Pelos critérios aqui elencados, nenhum dos dois governos (Lula e Dilma), assim como os partidos que o hegemonizam (PT e PCdoB) podem, strictu senso, serem vistos, na prática, como de esquerda, como insistem. Aliás, quem está no Estado hoje usam os recursos públicos mais para financiar os meios de massificação que nos serviços públicos[3] e com isto afirmam qualquer asneira. Vejam o Meirelles, por exemplo: ele, um dos maiores representantes do capital financeiro internacional, primorosamente escolhido – e blindado – por Lula para adequar financeiramente o país à ordem econômica internacional, dizia que a política monetária era de esquerda (risos). Para que tais governos possam ser tidos como de esquerda, teríamos que repensar os conceitos de direita e esquerda na atual conjuntura a partir de suas práticas e seus lugares. Fechando: não são de esquerda.
*Professor de História da UESB.

[1] Não me aterei a todos porque acabaria por estender a sua obra, mas, aos interessados, buscar BOBBIO, Norberto. Direita e esquerda: razões e significados de uma distinção política. São Paulo: Editora da Universidade Estadual Paulista, 1995. Disponível para download aqui.

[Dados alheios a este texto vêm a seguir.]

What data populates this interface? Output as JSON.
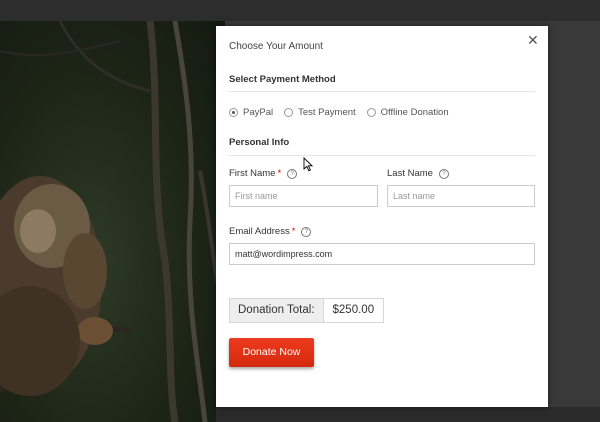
{
  "modal": {
    "title": "Choose Your Amount",
    "close_icon": "close-icon",
    "payment": {
      "heading": "Select Payment Method",
      "options": [
        {
          "label": "PayPal",
          "checked": true
        },
        {
          "label": "Test Payment",
          "checked": false
        },
        {
          "label": "Offline Donation",
          "checked": false
        }
      ]
    },
    "personal": {
      "heading": "Personal Info",
      "first_name": {
        "label": "First Name",
        "required": "*",
        "placeholder": "First name",
        "value": ""
      },
      "last_name": {
        "label": "Last Name",
        "placeholder": "Last name",
        "value": ""
      },
      "email": {
        "label": "Email Address",
        "required": "*",
        "value": "matt@wordimpress.com"
      },
      "help_glyph": "?"
    },
    "total": {
      "label": "Donation Total:",
      "value": "$250.00"
    },
    "donate_label": "Donate Now"
  },
  "colors": {
    "accent": "#e2351a",
    "background_overlay": "#3a3a3a"
  },
  "icons": [
    "close-icon",
    "help-icon",
    "radio-icon",
    "mouse-cursor-icon"
  ]
}
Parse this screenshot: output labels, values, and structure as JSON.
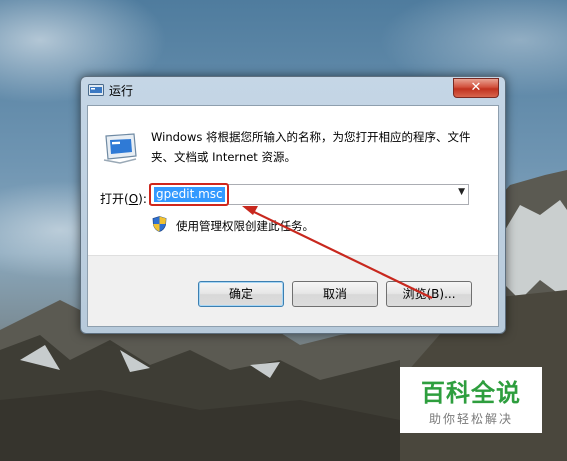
{
  "window": {
    "title": "运行",
    "close_glyph": "✕"
  },
  "dialog": {
    "description": "Windows 将根据您所输入的名称，为您打开相应的程序、文件夹、文档或 Internet 资源。",
    "open_label_prefix": "打开(",
    "open_label_key": "O",
    "open_label_suffix": "):",
    "command_value": "gpedit.msc",
    "dropdown_glyph": "▼",
    "admin_text": "使用管理权限创建此任务。"
  },
  "buttons": {
    "ok": "确定",
    "cancel": "取消",
    "browse": "浏览(B)..."
  },
  "watermark": {
    "title": "百科全说",
    "subtitle": "助你轻松解决"
  },
  "colors": {
    "highlight": "#d0261c",
    "selection": "#3399ff",
    "watermark_green": "#2e9e3e"
  },
  "icons": [
    "run-program-icon",
    "uac-shield-icon",
    "close-icon",
    "dropdown-arrow-icon"
  ]
}
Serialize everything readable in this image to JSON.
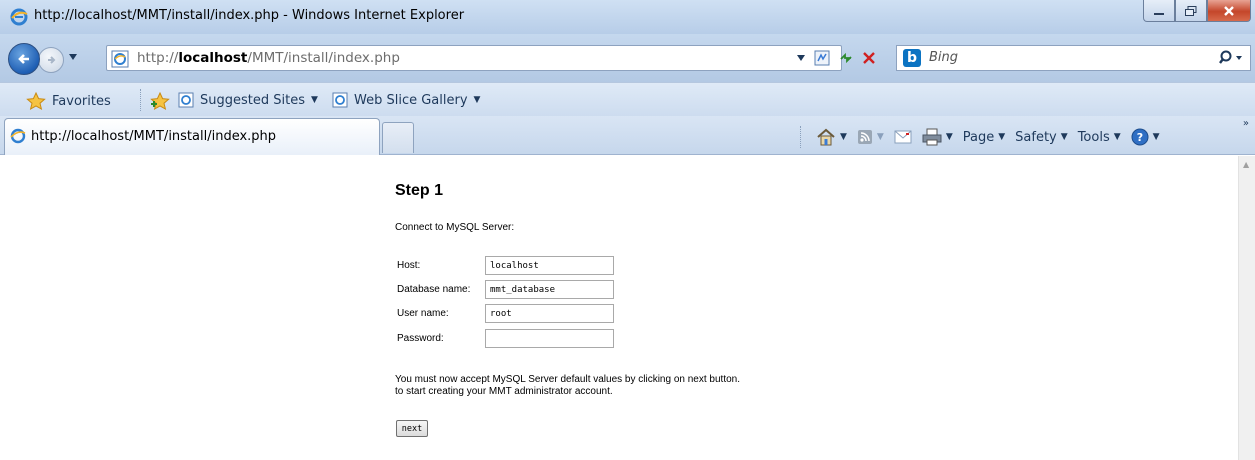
{
  "window": {
    "title": "http://localhost/MMT/install/index.php - Windows Internet Explorer"
  },
  "address_bar": {
    "url_prefix": "http://",
    "url_host": "localhost",
    "url_path": "/MMT/install/index.php",
    "search_placeholder": "Bing"
  },
  "favorites_bar": {
    "favorites_label": "Favorites",
    "items": [
      {
        "label": "Suggested Sites",
        "icon": "ie-page-icon"
      },
      {
        "label": "Web Slice Gallery",
        "icon": "ie-page-icon"
      }
    ]
  },
  "tabs": [
    {
      "label": "http://localhost/MMT/install/index.php",
      "active": true
    }
  ],
  "command_bar": {
    "page_label": "Page",
    "safety_label": "Safety",
    "tools_label": "Tools"
  },
  "page": {
    "heading": "Step 1",
    "intro": "Connect to MySQL Server:",
    "fields": [
      {
        "label": "Host:",
        "value": "localhost"
      },
      {
        "label": "Database name:",
        "value": "mmt_database"
      },
      {
        "label": "User name:",
        "value": "root"
      },
      {
        "label": "Password:",
        "value": ""
      }
    ],
    "note_line1": "You must now accept MySQL Server default values by clicking on next button.",
    "note_line2": "to start creating your MMT administrator account.",
    "next_label": "next"
  },
  "colors": {
    "chrome_blue": "#c5d8ee",
    "close_red": "#c4462a",
    "bing_blue": "#0b73c2"
  }
}
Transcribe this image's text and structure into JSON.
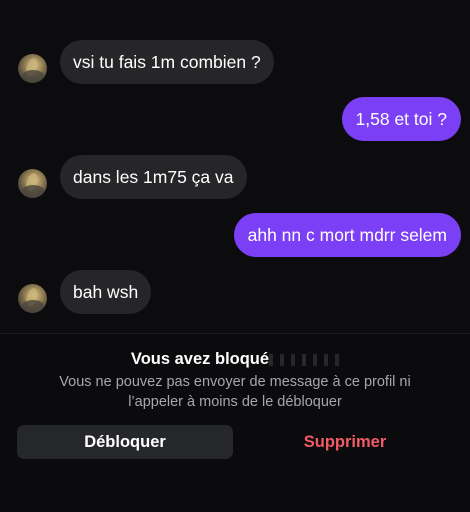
{
  "conversation": {
    "messages": [
      {
        "direction": "incoming",
        "text": "vsi tu fais 1m combien ?"
      },
      {
        "direction": "outgoing",
        "text": "1,58 et toi ?"
      },
      {
        "direction": "incoming",
        "text": "dans les 1m75 ça va"
      },
      {
        "direction": "outgoing",
        "text": "ahh nn c mort mdrr selem"
      },
      {
        "direction": "incoming",
        "text": "bah wsh"
      }
    ]
  },
  "blocked_notice": {
    "title": "Vous avez bloqué",
    "description": "Vous ne pouvez pas envoyer de message à ce profil ni l’appeler à moins de le débloquer",
    "unblock_label": "Débloquer",
    "delete_label": "Supprimer"
  },
  "colors": {
    "background": "#0c0c0e",
    "incoming_bubble": "#262629",
    "outgoing_bubble": "#7b3ff5",
    "delete_text": "#f25a66"
  }
}
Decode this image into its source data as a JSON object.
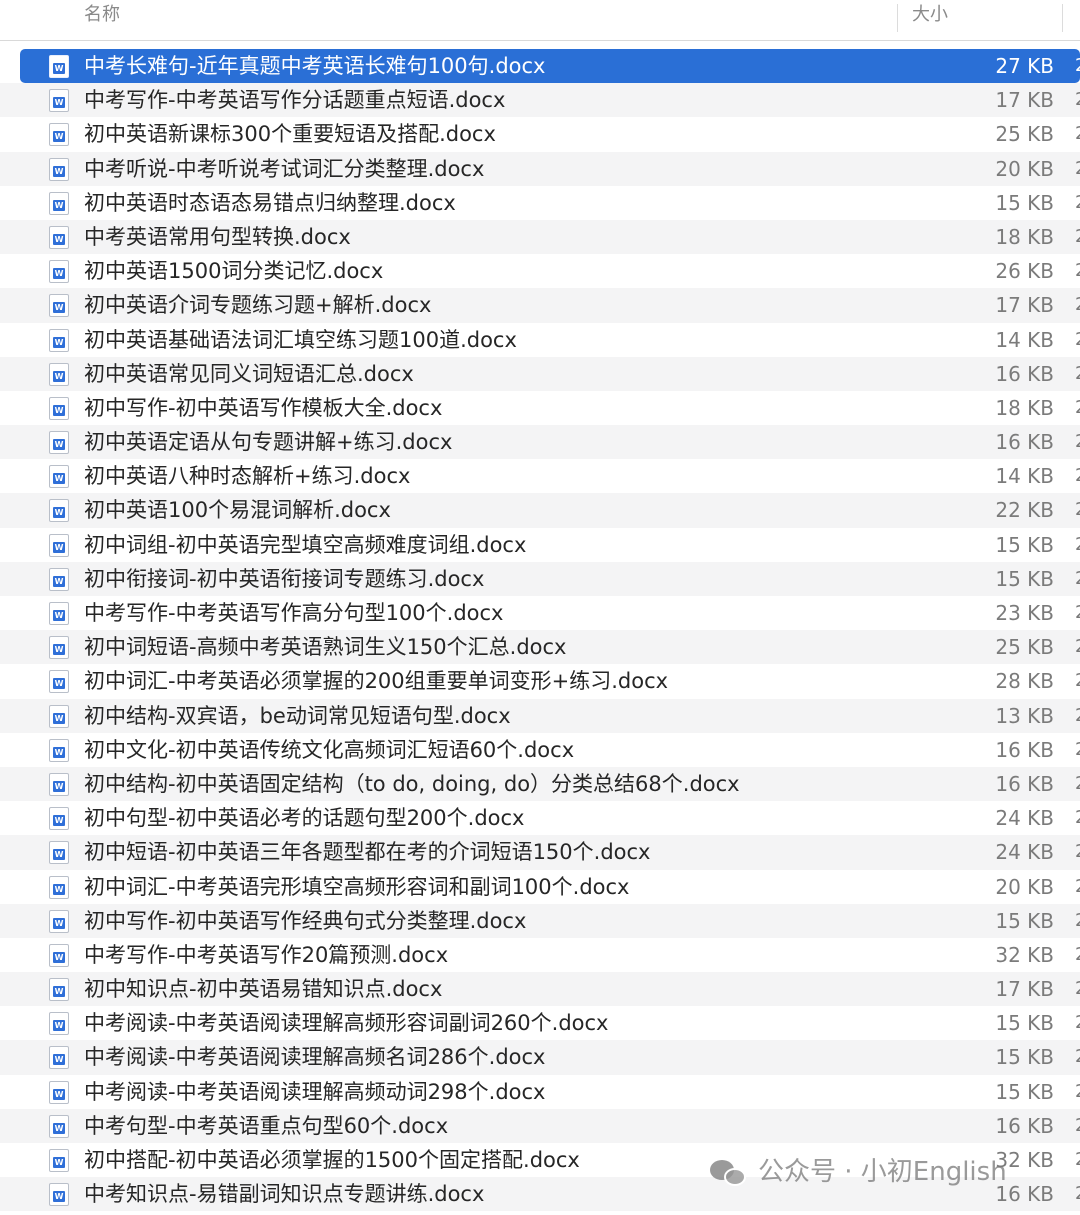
{
  "header": {
    "name_label": "名称",
    "size_label": "大小"
  },
  "files": [
    {
      "name": "中考长难句-近年真题中考英语长难句100句.docx",
      "size": "27 KB",
      "selected": true
    },
    {
      "name": "中考写作-中考英语写作分话题重点短语.docx",
      "size": "17 KB"
    },
    {
      "name": "初中英语新课标300个重要短语及搭配.docx",
      "size": "25 KB"
    },
    {
      "name": "中考听说-中考听说考试词汇分类整理.docx",
      "size": "20 KB"
    },
    {
      "name": "初中英语时态语态易错点归纳整理.docx",
      "size": "15 KB"
    },
    {
      "name": "中考英语常用句型转换.docx",
      "size": "18 KB"
    },
    {
      "name": "初中英语1500词分类记忆.docx",
      "size": "26 KB"
    },
    {
      "name": "初中英语介词专题练习题+解析.docx",
      "size": "17 KB"
    },
    {
      "name": "初中英语基础语法词汇填空练习题100道.docx",
      "size": "14 KB"
    },
    {
      "name": "初中英语常见同义词短语汇总.docx",
      "size": "16 KB"
    },
    {
      "name": "初中写作-初中英语写作模板大全.docx",
      "size": "18 KB"
    },
    {
      "name": "初中英语定语从句专题讲解+练习.docx",
      "size": "16 KB"
    },
    {
      "name": "初中英语八种时态解析+练习.docx",
      "size": "14 KB"
    },
    {
      "name": "初中英语100个易混词解析.docx",
      "size": "22 KB"
    },
    {
      "name": "初中词组-初中英语完型填空高频难度词组.docx",
      "size": "15 KB"
    },
    {
      "name": "初中衔接词-初中英语衔接词专题练习.docx",
      "size": "15 KB"
    },
    {
      "name": "中考写作-中考英语写作高分句型100个.docx",
      "size": "23 KB"
    },
    {
      "name": "初中词短语-高频中考英语熟词生义150个汇总.docx",
      "size": "25 KB"
    },
    {
      "name": "初中词汇-中考英语必须掌握的200组重要单词变形+练习.docx",
      "size": "28 KB"
    },
    {
      "name": "初中结构-双宾语，be动词常见短语句型.docx",
      "size": "13 KB"
    },
    {
      "name": "初中文化-初中英语传统文化高频词汇短语60个.docx",
      "size": "16 KB"
    },
    {
      "name": "初中结构-初中英语固定结构（to do, doing, do）分类总结68个.docx",
      "size": "16 KB"
    },
    {
      "name": "初中句型-初中英语必考的话题句型200个.docx",
      "size": "24 KB"
    },
    {
      "name": "初中短语-初中英语三年各题型都在考的介词短语150个.docx",
      "size": "24 KB"
    },
    {
      "name": "初中词汇-中考英语完形填空高频形容词和副词100个.docx",
      "size": "20 KB"
    },
    {
      "name": "初中写作-初中英语写作经典句式分类整理.docx",
      "size": "15 KB"
    },
    {
      "name": "中考写作-中考英语写作20篇预测.docx",
      "size": "32 KB"
    },
    {
      "name": "初中知识点-初中英语易错知识点.docx",
      "size": "17 KB"
    },
    {
      "name": "中考阅读-中考英语阅读理解高频形容词副词260个.docx",
      "size": "15 KB"
    },
    {
      "name": "中考阅读-中考英语阅读理解高频名词286个.docx",
      "size": "15 KB"
    },
    {
      "name": "中考阅读-中考英语阅读理解高频动词298个.docx",
      "size": "15 KB"
    },
    {
      "name": "中考句型-中考英语重点句型60个.docx",
      "size": "16 KB"
    },
    {
      "name": "初中搭配-初中英语必须掌握的1500个固定搭配.docx",
      "size": "32 KB"
    },
    {
      "name": "中考知识点-易错副词知识点专题讲练.docx",
      "size": "16 KB"
    }
  ],
  "icons": {
    "file": "word-doc-icon"
  },
  "colors": {
    "selection": "#2a6fd6",
    "alt_row": "#f4f4f5"
  },
  "watermark": {
    "text": "公众号 · 小初English"
  }
}
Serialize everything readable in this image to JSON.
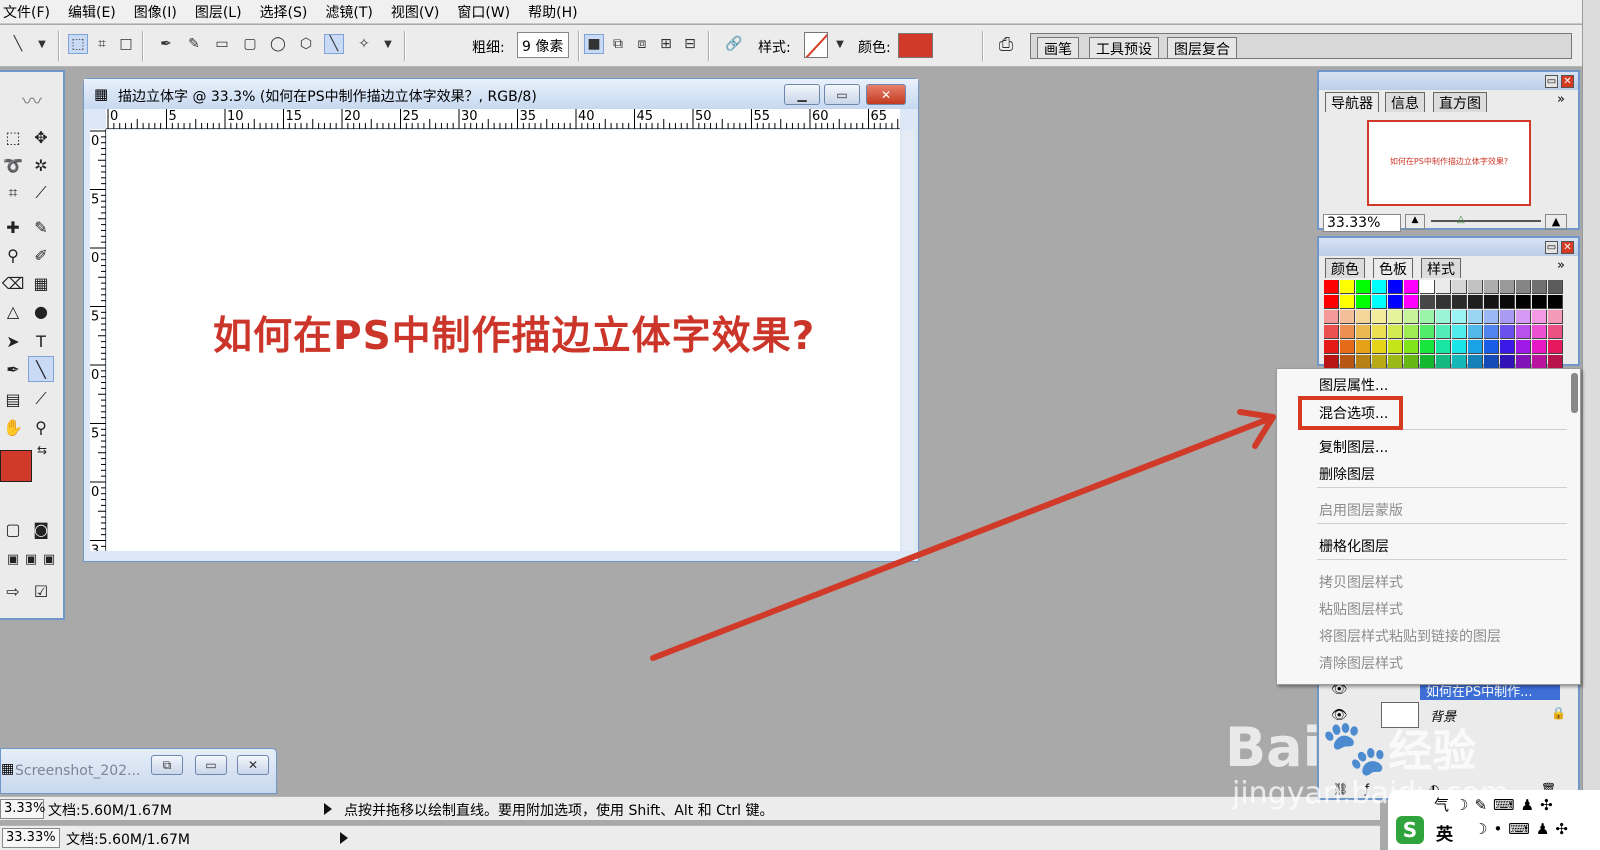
{
  "menu": [
    "文件(F)",
    "编辑(E)",
    "图像(I)",
    "图层(L)",
    "选择(S)",
    "滤镜(T)",
    "视图(V)",
    "窗口(W)",
    "帮助(H)"
  ],
  "options": {
    "weight_label": "粗细:",
    "weight_value": "9 像素",
    "style_label": "样式:",
    "color_label": "颜色:",
    "stroke_color": "#d13a28",
    "wells": [
      "画笔",
      "工具预设",
      "图层复合"
    ]
  },
  "document": {
    "title": "描边立体字 @ 33.3% (如何在PS中制作描边立体字效果？, RGB/8)",
    "canvas_text": "如何在PS中制作描边立体字效果?",
    "canvas_text_color": "#cc3529",
    "h_ruler_labels": [
      "0",
      "5",
      "10",
      "15",
      "20",
      "25",
      "30",
      "35",
      "40",
      "45",
      "50",
      "55",
      "60",
      "65"
    ],
    "v_ruler_labels": [
      "0",
      "5",
      "0",
      "5",
      "0",
      "5",
      "0",
      "3"
    ]
  },
  "minimized_window": {
    "title": "Screenshot_202..."
  },
  "status_bar_1": {
    "zoom": "3.33%",
    "doc": "文档:5.60M/1.67M",
    "hint": "点按并拖移以绘制直线。要用附加选项，使用 Shift、Alt 和 Ctrl 键。"
  },
  "status_bar_2": {
    "zoom": "33.33%",
    "doc": "文档:5.60M/1.67M"
  },
  "navigator_panel": {
    "tabs": [
      "导航器",
      "信息",
      "直方图"
    ],
    "thumb_text": "如何在PS中制作描边立体字效果?",
    "zoom": "33.33%"
  },
  "swatches_panel": {
    "tabs": [
      "颜色",
      "色板",
      "样式"
    ]
  },
  "context_menu": {
    "items": [
      {
        "label": "图层属性...",
        "enabled": true
      },
      {
        "label": "混合选项...",
        "enabled": true,
        "highlighted": true
      },
      {
        "label": "复制图层...",
        "enabled": true
      },
      {
        "label": "删除图层",
        "enabled": true
      },
      {
        "label": "启用图层蒙版",
        "enabled": false
      },
      {
        "label": "栅格化图层",
        "enabled": true
      },
      {
        "label": "拷贝图层样式",
        "enabled": false
      },
      {
        "label": "粘贴图层样式",
        "enabled": false
      },
      {
        "label": "将图层样式粘贴到链接的图层",
        "enabled": false
      },
      {
        "label": "清除图层样式",
        "enabled": false
      }
    ]
  },
  "layers_panel": {
    "layer_text": "如何在PS中制作...",
    "layer_bg": "背景"
  },
  "watermark": {
    "brand": "Bai",
    "brand_suffix": "经验",
    "url": "jingyan.baidu.com"
  },
  "ime": {
    "logo": "S",
    "mode": "英"
  },
  "colors": {
    "accent": "#6f97c9",
    "highlight_red": "#d63b22"
  }
}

[2] Acerca ver: “Deputados que aprovaram novo Código Florestal receberam doação de empresas desmatadoras”. Disponível em: Centro de Estudos Ambientais; Empresas Transnacionais do AGRO mais generosas nas eleições. Disponível em ONG-CEA. Agronegócio apoia campanha de Aldo Rebelo. Disponível em Centro de Estudos Ambientais. As doações da FIBRIAS nas eleições de 2010. E desfiaria aqui um rosário interminável de demonstrações do financiamento do grande capital aos “comunistas” do PCdoB.
[3] Ver, acerca, nota da Associação Brasileira de Revistas e Jornais, postada no UOL. O site Jogo do poder dá conta dos gastos do PT nos Estados, inclusive o da Bahia. Tais informações se proliferam pelos meios de comunicação.